LONDRA – Il calcio non è tornato a casa in Inghilterra, ma a casa ci va Gareth Southgate. Dopo otto anni alla guida della Nazionale dei Tre Leoni, l’ex difensore si è dimesso da allenatore: “È stato l’onore della mia vita giocare per l’Inghilterra e poi allenarla. Ma ora è tempo di cambiare”. “Time to change”, come il motto del nuovo primo ministro britannico Keir Starmer, andato inutilmente a Berlino per la finale persa contro la Spagna. Ma loda così Southgate: “Hai riportato speranza e fiducia in un Paese che a calcio aveva sofferto così tanto negli ultimi anni. Ci hai fatto sognare con dignità e onore. Grazie”. Riconoscente pure il principe William, erede al trono e presidente della Federazione calcio inglese: “Gareth, voglio ringraziarti da tifoso per averci riportato al top, con umiltà, compassione e leadership”.
Southgate, 53 anni, è stato proprio questo. Un allenatore umile, elementare Watson, con l’indelebile macchia del rigore ciccato contro la Germania agli Europei in casa del 1996, entrato nel giro della nazionale undici anni fa con l’under 21 e dal 2016 commissario tecnico di un’Inghilterra allora in crisi esistenziale: traboccante di aspettative e campioni, ma sempre sbertucciati dalla cruda realtà e dal marmoreo amarcord di quel trionfo a Wembley nel 1966.
Il grande rilancio, ma anche due finali europee perse
Con Southgate, invece, la nazionale dei Tre Leoni arriva subito in semifinale ai mondiali 2018, eliminata dai croati. Quattro anni dopo, fuori immeritatamente contro la Francia ai quarti, anche per un rigore sbagliato da Harry Kane. Ma soprattutto, con Southgate l’Inghilterra ha raggiunto e perso due finali agli Europei. Quella di tre anni fa contro l’Italia a Wembley e la prima di sempre “sul suolo straniero”, come amano ripetere gli inglesi, domenica scorsa. Altra sconfitta, meritata.
Anche con Capello Leoni inoffensivi
Comunque ottimi risultati per una nazionale che, persino con Capello, Lampard, Gerrard, Beckham e Rooney, dopo il 1996 non riusciva più a superare nemmeno i quarti di finale. Eppure, Southgate non ha compiuto l’ultimo passo di maturità: vincere.

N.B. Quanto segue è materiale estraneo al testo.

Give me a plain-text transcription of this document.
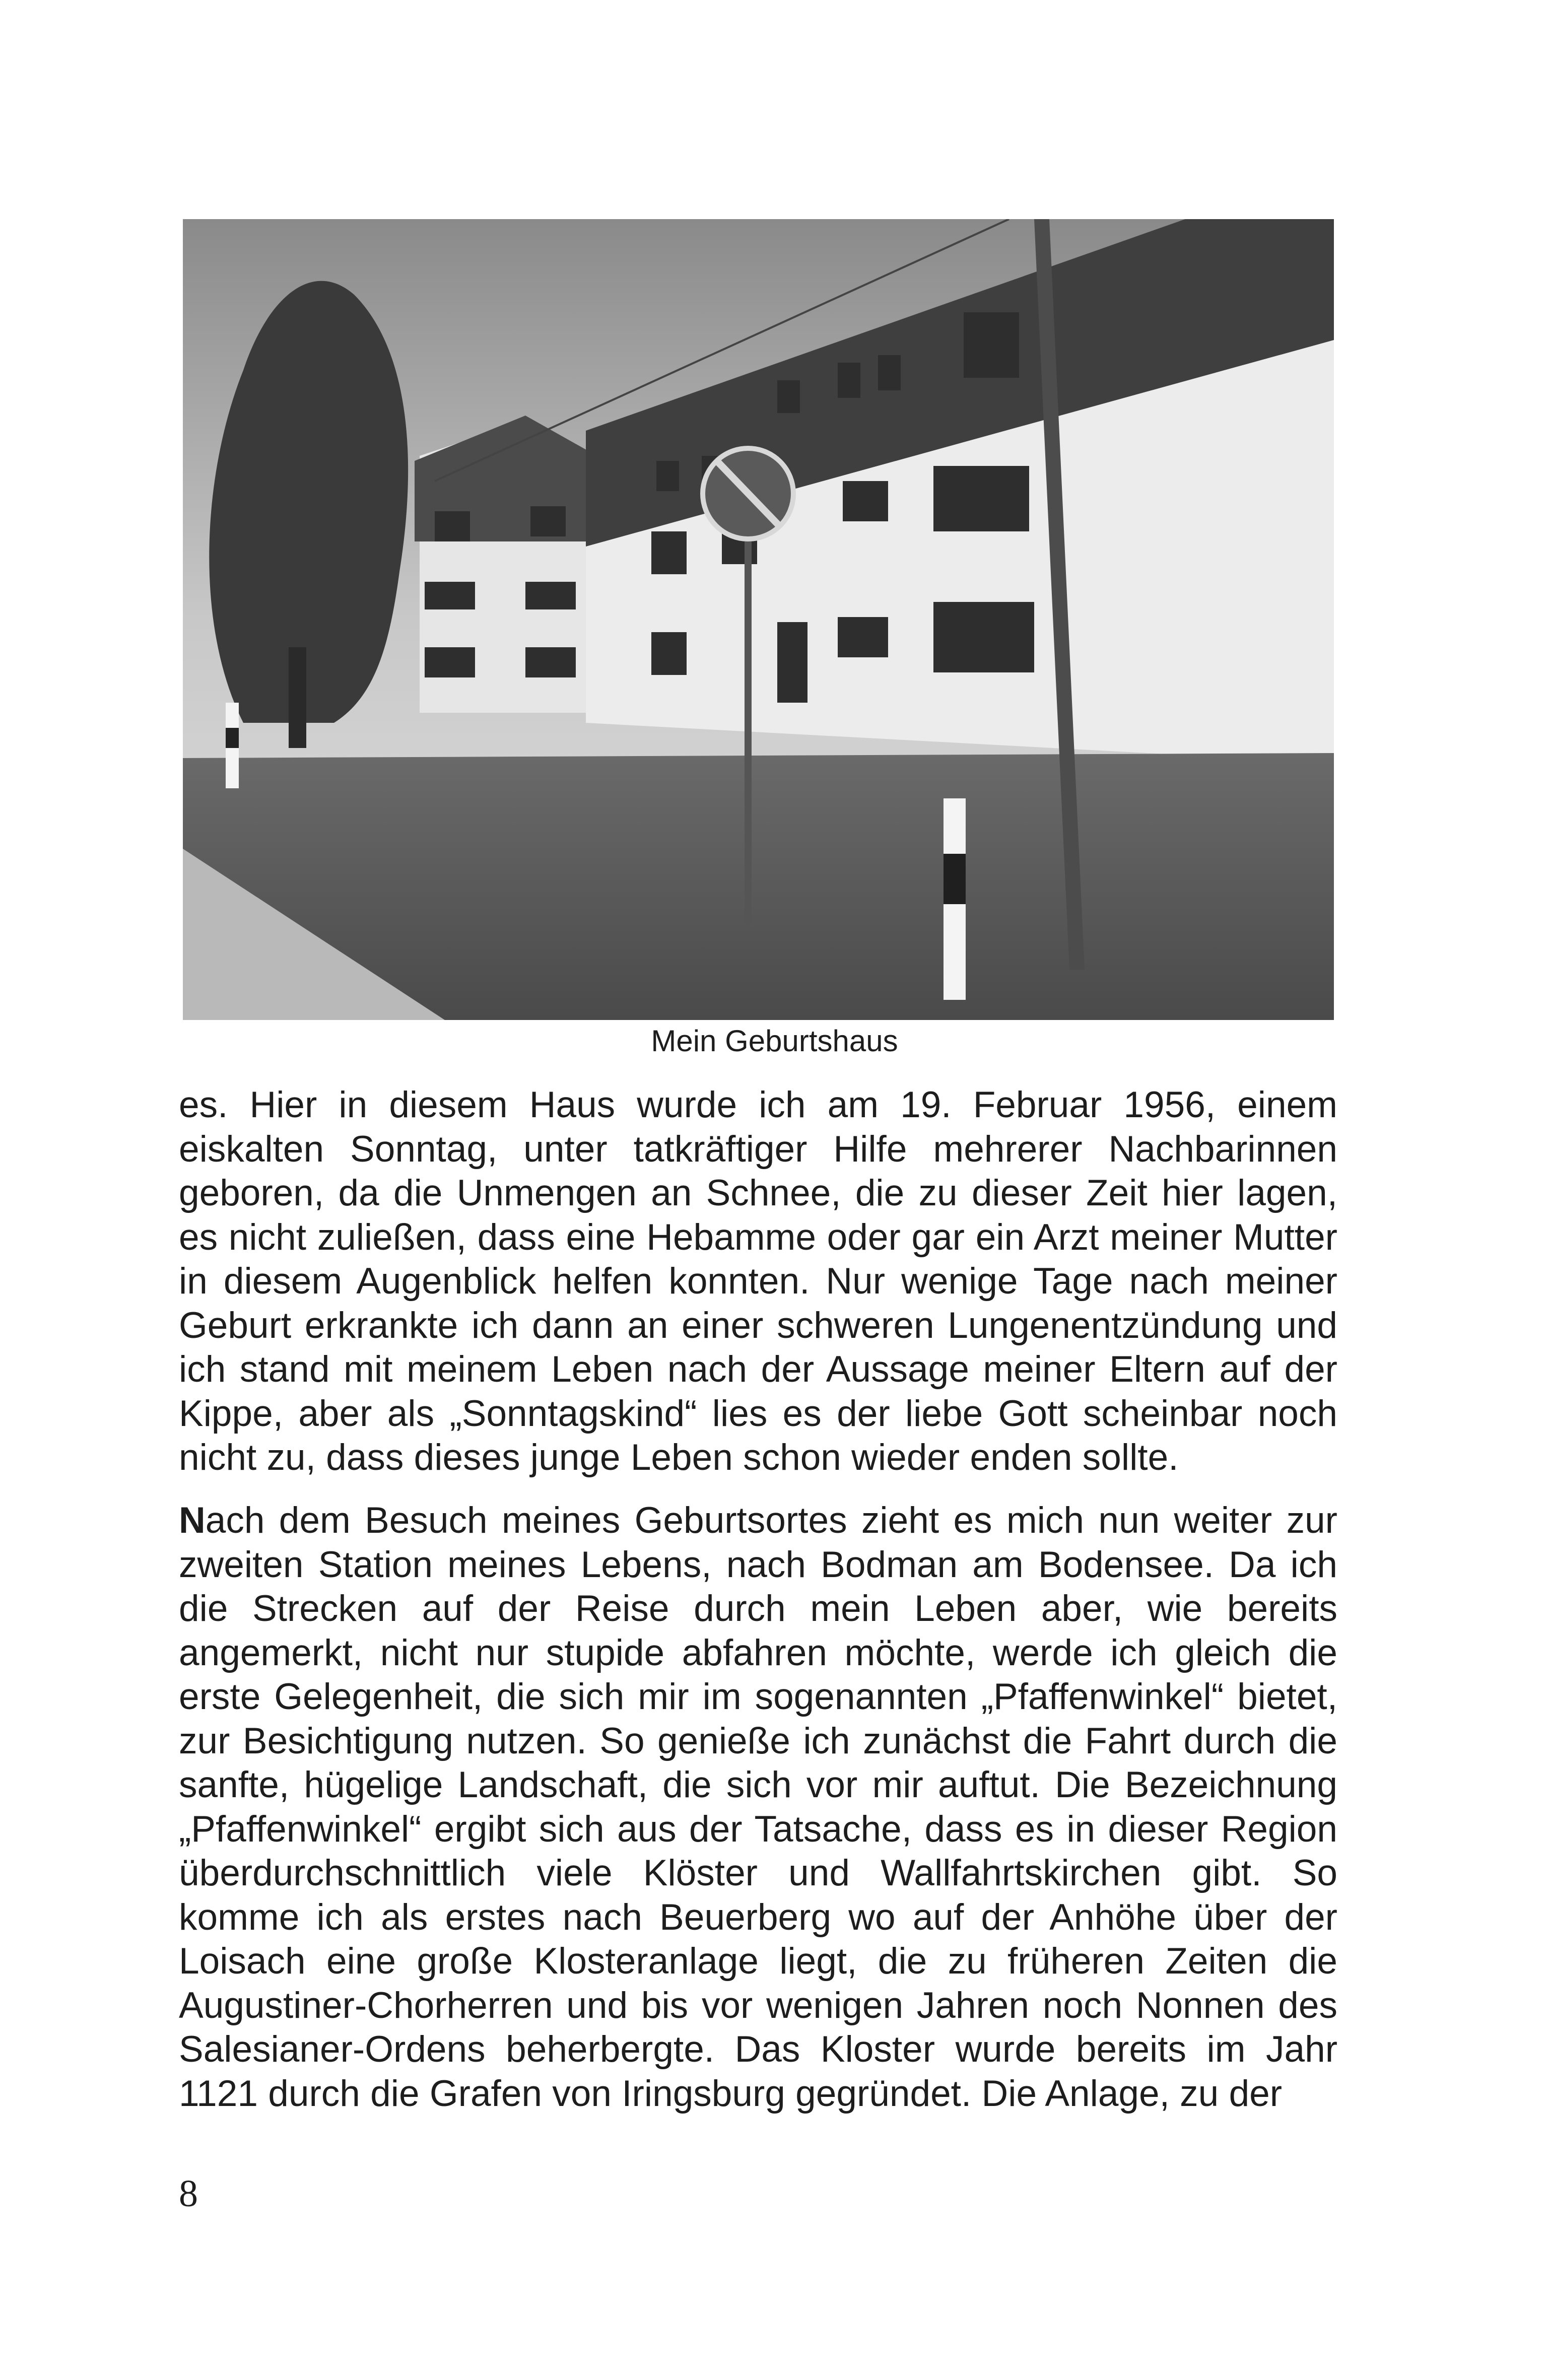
Mein Geburtshaus

es. Hier in diesem Haus wurde ich am 19. Februar 1956, einem eiskalten Sonntag, unter tatkräftiger Hilfe mehrerer Nachbarinnen geboren, da die Unmengen an Schnee, die zu dieser Zeit hier lagen, es nicht zuließen, dass eine Hebamme oder gar ein Arzt meiner Mutter in diesem Augenblick helfen konnten. Nur wenige Tage nach meiner Geburt erkrankte ich dann an einer schweren Lungenentzündung und ich stand mit meinem Leben nach der Aussage meiner Eltern auf der Kippe, aber als „Sonntagskind“ lies es der liebe Gott scheinbar noch nicht zu, dass dieses junge Leben schon wieder enden sollte.

Nach dem Besuch meines Geburtsortes zieht es mich nun weiter zur zweiten Station meines Lebens, nach Bodman am Bodensee. Da ich die Strecken auf der Reise durch mein Leben aber, wie bereits angemerkt, nicht nur stupide abfahren möchte, werde ich gleich die erste Gelegenheit, die sich mir im sogenannten „Pfaffenwinkel“ bietet, zur Besichtigung nutzen. So genieße ich zunächst die Fahrt durch die sanfte, hügelige Landschaft, die sich vor mir auftut. Die Bezeichnung „Pfaffenwinkel“ ergibt sich aus der Tatsache, dass es in dieser Region überdurchschnittlich viele Klöster und Wallfahrtskirchen gibt. So komme ich als erstes nach Beuerberg wo auf der Anhöhe über der Loisach eine große Klosteranlage liegt, die zu früheren Zeiten die Augustiner-Chorherren und bis vor wenigen Jahren noch Nonnen des Salesianer-Ordens beherbergte. Das Kloster wurde bereits im Jahr 1121 durch die Grafen von Iringsburg gegründet. Die Anlage, zu der

8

La finale del 2021 contro l’Italia è emblematica. Subito il gol del Shaw, poi la ritirata in un incomprensibile catenaccio nonostante i 70mila spettatori di casa, per non parlare dei rigoristi inseriti al 120esimo. Alla vigilia degli ultimi Mondiali, avevamo intervistato Southgate a St George’s Park (dove si allena l’Inghilterra) e lui ci aveva detto che “era pentito di quelle scelte e che non vedeva l’ora di rifarsi”. Invece, tre giorni fa ci è ricascato.

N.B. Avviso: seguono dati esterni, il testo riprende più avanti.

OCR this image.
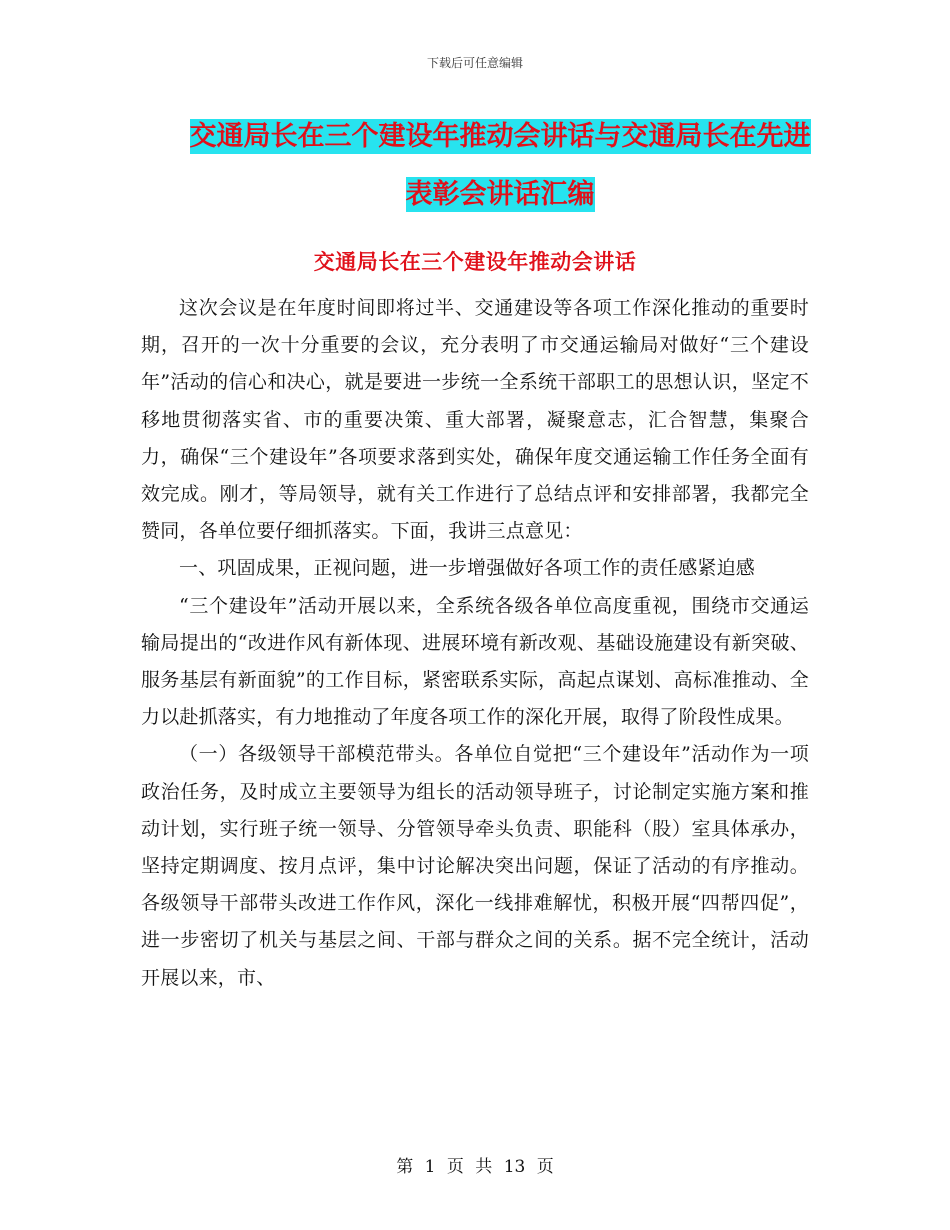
下载后可任意编辑
交通局长在三个建设年推动会讲话与交通局长在先进
表彰会讲话汇编
交通局长在三个建设年推动会讲话

这次会议是在年度时间即将过半、交通建设等各项工作深化推动的重要时期，召开的一次十分重要的会议，充分表明了市交通运输局对做好“三个建设年”活动的信心和决心，就是要进一步统一全系统干部职工的思想认识，坚定不移地贯彻落实省、市的重要决策、重大部署，凝聚意志，汇合智慧，集聚合力，确保“三个建设年”各项要求落到实处，确保年度交通运输工作任务全面有效完成。刚才，等局领导，就有关工作进行了总结点评和安排部署，我都完全赞同，各单位要仔细抓落实。下面，我讲三点意见：

一、巩固成果，正视问题，进一步增强做好各项工作的责任感紧迫感

“三个建设年”活动开展以来，全系统各级各单位高度重视，围绕市交通运输局提出的“改进作风有新体现、进展环境有新改观、基础设施建设有新突破、服务基层有新面貌”的工作目标，紧密联系实际，高起点谋划、高标准推动、全力以赴抓落实，有力地推动了年度各项工作的深化开展，取得了阶段性成果。

（一）各级领导干部模范带头。各单位自觉把“三个建设年”活动作为一项政治任务，及时成立主要领导为组长的活动领导班子，讨论制定实施方案和推动计划，实行班子统一领导、分管领导牵头负责、职能科（股）室具体承办，坚持定期调度、按月点评，集中讨论解决突出问题，保证了活动的有序推动。各级领导干部带头改进工作作风，深化一线排难解忧，积极开展“四帮四促”，进一步密切了机关与基层之间、干部与群众之间的关系。据不完全统计，活动开展以来，市、

第 1 页 共 13 页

Futuro da politico o ancora nel calcio?
Eppure, nessuno in federazione voleva che Southgate si dimettesse. Anche sui giornali, era un coro di esortazioni a restare, a parte il giornalista Martin Samuel e pochi altri. Ma nello spogliatoio c’era chi non sopportava il suo difensivismo, visto il bazooka offensivo dell’Inghilterra. In ogni caso, re Carlo ha già pronta un’altra onorificenza per lui, il governo Starmer potrebbe addirittura farlo Lord e a quel punto non è escluso che nel prossimo futuro Southgate possa diventare addirittura ministro dello Sport. A meno che non si ributti nella mischia: per esempio al Manchester United di Sir Jim Ratcliffe, se Ten Haag dovesse definitivamente fallire.

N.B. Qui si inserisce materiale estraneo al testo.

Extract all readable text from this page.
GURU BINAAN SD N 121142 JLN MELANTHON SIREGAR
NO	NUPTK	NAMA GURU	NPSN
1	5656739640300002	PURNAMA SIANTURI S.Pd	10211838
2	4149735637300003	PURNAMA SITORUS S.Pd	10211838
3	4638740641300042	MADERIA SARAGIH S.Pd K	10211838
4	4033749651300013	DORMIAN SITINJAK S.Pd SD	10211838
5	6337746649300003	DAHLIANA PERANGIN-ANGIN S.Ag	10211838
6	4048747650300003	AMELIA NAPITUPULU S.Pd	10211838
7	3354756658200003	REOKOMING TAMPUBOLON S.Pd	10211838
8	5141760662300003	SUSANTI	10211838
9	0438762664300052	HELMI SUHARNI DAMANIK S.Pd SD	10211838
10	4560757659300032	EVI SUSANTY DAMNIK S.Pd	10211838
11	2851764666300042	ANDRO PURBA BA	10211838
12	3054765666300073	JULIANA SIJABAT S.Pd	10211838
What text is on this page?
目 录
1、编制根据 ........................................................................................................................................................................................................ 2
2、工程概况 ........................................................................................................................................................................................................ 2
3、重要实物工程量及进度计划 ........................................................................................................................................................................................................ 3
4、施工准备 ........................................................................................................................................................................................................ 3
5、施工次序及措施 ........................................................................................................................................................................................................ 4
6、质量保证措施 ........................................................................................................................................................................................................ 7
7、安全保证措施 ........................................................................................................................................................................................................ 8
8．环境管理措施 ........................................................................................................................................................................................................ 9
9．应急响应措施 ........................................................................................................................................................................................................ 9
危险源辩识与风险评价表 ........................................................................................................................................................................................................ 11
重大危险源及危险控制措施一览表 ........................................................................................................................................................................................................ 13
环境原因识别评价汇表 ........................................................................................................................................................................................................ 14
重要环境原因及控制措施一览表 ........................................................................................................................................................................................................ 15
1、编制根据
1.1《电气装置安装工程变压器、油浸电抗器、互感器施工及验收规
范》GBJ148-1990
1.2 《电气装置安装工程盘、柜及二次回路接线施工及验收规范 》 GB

Aperta la successione, non mancano tentazioni dall’estero
Ma intanto chi si prenderà cura dei Tre Leoni? Gli insulari Eddie Howe del Newcastle e Graham Potter ancora stipendiato dal Chelsea sono i favoriti, insieme all’allenatore dell’under 21 Lee Carsley. Outsider Gerrard e Lampard. Ma ci sono forti tentazioni esotiche: Thomas Tuchel, Jürgen Klopp, Mauricio Pochettino, tutti disoccupati, e persino divinità vincenti come Ancelotti e Guardiola. Dopo Eriksson e Capello, un altro papa straniero riproverà il miracolo di riportare il calcio a casa?